The history of Texas cavalrymen at war is thoroughly told in this work. It covers the origins of the mounted tradition in the days before Texan independence and their role in that conflict. The author covers various skirmishes that occurred while Texas was an independent nation, and he also explores in detail the Mexican-American War and American Civil War. This book is an effective study of a single region’s unique military development during the frontier era.
Kleinkrieg: The German Experience with Guerrilla Warfare, from Clausewitz to Hitler
(Charles D. Melson, Casemate Publishers, Phila-delphia and London, 2016, 216 pp., maps, photographs, notes, $32.95, hardcover)

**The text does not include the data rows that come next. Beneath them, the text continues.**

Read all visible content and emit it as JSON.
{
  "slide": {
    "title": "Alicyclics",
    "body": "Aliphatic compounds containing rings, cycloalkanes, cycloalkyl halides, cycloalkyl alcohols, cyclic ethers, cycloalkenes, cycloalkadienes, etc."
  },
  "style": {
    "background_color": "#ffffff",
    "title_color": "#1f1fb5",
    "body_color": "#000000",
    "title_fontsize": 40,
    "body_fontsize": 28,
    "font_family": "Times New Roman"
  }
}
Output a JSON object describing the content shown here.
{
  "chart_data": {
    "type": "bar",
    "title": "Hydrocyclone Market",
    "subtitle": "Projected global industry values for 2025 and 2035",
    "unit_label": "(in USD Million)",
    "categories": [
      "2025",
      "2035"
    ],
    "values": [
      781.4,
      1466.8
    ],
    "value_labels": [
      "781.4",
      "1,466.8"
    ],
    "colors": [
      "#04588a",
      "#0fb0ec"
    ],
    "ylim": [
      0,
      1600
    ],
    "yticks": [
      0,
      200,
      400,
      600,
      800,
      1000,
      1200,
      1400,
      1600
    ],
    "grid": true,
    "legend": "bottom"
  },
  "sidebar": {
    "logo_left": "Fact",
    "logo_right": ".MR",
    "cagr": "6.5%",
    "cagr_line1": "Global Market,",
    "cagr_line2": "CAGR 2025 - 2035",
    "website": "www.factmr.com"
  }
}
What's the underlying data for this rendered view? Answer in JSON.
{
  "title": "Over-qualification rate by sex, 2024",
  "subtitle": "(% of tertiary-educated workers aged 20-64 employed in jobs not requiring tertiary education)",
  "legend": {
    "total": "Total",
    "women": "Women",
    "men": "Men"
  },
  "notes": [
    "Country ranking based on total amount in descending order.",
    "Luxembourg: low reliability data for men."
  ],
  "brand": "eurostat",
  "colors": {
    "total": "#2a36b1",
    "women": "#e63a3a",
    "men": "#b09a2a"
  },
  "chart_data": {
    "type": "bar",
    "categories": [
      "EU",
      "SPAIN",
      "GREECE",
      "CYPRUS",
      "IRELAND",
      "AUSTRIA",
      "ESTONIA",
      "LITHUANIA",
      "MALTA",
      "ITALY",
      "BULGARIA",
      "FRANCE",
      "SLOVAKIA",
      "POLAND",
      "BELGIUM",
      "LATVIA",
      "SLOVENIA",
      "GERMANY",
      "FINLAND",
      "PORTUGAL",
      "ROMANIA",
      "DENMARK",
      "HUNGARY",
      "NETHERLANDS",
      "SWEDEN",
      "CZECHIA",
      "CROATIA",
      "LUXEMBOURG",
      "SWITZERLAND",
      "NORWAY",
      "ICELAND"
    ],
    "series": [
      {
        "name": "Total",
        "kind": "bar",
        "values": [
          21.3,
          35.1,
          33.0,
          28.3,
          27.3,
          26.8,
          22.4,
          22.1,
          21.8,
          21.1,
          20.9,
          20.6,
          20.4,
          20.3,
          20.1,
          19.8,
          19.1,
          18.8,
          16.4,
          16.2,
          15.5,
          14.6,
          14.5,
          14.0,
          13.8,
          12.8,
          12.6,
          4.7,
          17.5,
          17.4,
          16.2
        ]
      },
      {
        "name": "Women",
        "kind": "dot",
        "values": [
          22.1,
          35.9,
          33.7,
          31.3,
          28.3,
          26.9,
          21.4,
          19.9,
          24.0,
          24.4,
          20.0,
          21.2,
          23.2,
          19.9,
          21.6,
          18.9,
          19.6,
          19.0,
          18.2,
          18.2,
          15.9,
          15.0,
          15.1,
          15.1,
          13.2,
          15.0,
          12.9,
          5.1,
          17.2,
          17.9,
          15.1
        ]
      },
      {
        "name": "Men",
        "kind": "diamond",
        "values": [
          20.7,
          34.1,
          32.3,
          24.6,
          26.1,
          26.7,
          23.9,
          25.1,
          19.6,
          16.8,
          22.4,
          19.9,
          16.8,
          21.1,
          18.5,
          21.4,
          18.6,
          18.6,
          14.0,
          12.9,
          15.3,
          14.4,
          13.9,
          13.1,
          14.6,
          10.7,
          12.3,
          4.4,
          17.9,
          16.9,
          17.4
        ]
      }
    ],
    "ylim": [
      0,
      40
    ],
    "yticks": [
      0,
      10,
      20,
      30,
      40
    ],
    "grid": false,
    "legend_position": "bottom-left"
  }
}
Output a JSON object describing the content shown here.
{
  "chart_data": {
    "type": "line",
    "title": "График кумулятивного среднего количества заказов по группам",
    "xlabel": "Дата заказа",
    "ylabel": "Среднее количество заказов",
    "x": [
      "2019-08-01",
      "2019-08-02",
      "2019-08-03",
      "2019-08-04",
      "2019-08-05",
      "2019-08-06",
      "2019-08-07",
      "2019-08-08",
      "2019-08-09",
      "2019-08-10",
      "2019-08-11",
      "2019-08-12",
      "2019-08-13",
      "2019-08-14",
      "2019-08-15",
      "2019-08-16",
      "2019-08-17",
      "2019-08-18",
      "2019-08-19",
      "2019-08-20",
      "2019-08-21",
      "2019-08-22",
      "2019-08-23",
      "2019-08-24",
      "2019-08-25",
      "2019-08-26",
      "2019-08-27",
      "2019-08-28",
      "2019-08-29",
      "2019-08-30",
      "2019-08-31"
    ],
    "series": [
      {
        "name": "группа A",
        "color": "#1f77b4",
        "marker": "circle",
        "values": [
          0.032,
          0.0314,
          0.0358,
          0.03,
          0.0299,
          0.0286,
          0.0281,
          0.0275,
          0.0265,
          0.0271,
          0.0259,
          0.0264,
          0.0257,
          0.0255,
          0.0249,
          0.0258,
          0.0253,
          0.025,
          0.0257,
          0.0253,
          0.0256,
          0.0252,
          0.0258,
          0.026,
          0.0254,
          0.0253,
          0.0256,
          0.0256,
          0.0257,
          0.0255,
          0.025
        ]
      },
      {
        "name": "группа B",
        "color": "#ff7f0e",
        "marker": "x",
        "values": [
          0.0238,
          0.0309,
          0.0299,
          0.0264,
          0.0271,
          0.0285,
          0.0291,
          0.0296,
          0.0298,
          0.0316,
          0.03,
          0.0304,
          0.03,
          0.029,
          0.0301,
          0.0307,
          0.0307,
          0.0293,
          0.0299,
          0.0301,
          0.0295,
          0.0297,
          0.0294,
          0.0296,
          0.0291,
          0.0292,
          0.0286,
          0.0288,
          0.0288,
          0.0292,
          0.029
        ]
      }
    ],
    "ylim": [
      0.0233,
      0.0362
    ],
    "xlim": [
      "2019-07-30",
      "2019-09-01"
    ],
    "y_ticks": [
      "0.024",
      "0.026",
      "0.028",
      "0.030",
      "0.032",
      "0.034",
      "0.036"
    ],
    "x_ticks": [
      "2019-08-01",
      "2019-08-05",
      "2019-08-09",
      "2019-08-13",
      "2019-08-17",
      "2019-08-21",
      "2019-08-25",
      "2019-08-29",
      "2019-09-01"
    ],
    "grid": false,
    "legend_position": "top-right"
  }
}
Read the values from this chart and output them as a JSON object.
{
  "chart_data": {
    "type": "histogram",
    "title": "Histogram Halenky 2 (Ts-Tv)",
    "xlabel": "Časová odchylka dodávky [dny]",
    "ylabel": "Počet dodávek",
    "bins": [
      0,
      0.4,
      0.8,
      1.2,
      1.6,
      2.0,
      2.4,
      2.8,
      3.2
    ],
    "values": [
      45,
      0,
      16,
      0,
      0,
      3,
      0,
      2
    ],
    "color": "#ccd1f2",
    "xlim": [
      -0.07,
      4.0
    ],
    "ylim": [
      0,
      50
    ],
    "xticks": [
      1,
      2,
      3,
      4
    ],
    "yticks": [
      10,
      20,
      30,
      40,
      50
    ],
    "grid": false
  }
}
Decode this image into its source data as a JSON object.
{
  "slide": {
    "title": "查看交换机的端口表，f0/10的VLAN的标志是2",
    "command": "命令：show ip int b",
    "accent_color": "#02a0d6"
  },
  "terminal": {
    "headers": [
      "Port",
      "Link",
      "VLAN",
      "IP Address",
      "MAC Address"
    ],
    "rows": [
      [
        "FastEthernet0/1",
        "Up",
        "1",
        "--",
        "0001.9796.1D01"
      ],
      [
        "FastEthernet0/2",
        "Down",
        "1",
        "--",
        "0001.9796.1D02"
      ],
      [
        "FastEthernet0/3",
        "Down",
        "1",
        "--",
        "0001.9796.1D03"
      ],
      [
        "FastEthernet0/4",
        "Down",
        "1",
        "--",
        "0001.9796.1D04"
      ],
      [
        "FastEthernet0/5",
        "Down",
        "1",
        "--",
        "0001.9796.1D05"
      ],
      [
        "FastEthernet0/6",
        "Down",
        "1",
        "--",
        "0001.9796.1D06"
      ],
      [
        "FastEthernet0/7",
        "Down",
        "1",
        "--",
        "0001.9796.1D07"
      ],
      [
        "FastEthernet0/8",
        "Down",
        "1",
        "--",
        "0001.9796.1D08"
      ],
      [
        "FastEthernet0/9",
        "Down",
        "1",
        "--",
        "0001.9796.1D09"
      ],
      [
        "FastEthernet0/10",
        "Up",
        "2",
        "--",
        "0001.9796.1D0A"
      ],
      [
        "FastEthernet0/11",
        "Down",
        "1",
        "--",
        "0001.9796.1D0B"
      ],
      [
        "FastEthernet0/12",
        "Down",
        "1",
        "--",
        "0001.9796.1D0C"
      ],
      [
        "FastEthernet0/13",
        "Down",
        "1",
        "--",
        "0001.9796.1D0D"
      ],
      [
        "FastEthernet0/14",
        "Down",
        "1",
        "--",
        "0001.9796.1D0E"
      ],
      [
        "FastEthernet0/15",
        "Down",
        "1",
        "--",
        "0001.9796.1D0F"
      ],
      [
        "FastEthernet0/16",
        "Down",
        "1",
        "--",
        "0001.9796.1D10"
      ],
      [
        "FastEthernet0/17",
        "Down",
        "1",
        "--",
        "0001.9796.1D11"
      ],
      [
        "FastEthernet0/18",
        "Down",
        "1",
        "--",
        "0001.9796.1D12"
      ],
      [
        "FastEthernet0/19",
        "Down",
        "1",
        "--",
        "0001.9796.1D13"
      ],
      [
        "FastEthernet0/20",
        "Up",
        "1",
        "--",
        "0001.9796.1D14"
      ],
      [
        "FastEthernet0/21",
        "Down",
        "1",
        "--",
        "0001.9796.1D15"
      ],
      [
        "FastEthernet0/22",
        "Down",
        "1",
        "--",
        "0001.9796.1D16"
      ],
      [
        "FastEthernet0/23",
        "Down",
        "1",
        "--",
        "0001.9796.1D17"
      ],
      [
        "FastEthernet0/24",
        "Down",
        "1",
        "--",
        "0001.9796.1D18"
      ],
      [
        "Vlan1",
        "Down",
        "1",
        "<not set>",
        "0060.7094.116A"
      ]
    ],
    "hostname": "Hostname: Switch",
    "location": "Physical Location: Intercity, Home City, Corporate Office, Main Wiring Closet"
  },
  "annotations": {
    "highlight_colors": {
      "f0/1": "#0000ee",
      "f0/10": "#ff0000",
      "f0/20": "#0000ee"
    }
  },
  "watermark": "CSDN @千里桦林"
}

The German military’s experience with guerrilla warfare is usually associated with World War II when they fought against partisans in France, the Soviet Union, and the Balkans. Combatting guerrillas was not limited to that conflict, though. Clausewitz dedicated a section of his influential 1832 work On War to the subject. During the Franco-Prussian War, German troops fought insurgents in France. Germany later fought such groups in their own small colonial conflicts in Africa and China. During World War I, German and native troops under General Paul von Lettow-Vorbeck waged their own guerrilla campaign against the British Empire after they invaded German East Africa. Nazi Germany’s Wehrmacht fought a protracted struggle against resistance fighters across Europe who sought to free themselves of fascist tyranny.
Much of the material in this book is presented here in English for the first time. Thoroughly researched and well annotated, the work delves deeply into both theory and practice, delivering a German viewpoint for an age-old issue that still taxes modern militaries around the world today. The author seeks to present this material in an unbiased manner. He avoids the ideological pitfalls that abound from any study of Nazi-era methods, allowing the reader to see them with a clear eye.
Valiant Ambition: George Washington, Benedict Arnold and the Fate of the American Revolution
(Nathaniel Philbrick, Viking Books, New York, 2016, 427 pp., maps, illustrations, notes, bibliography, index, $30.00, hardcover)
George Washington and Benedict Arnold are key figures in the American Revolution. Washington’s leadership skills, ability to learn, and the acumen needed to rise above petty political squabbles and focus on what was needed to secure independence truly made him the indispensable man at a critical time. Arnold’s bravery and skill in the early days of the war led to several British defeats, which saved the rebellion on more than one occasion. Tragically, a combination of political machination against him and Arnold’s own sensitive ego and impulsive nature worked against him, denying what he thought was his rightful place and status. He lost faith in the cause and betrayed it, earning an ignominious place in American military history.
The strength of this work is in the author’s ability to turn what could be a dry retelling into an emotional human drama fraught with all the complexities people caught in such times must face. The book effectively shows how real people made hard decisions, maintained their loyalty and integrity, or in turn cast such notions aside during a time of great crisis in United States history.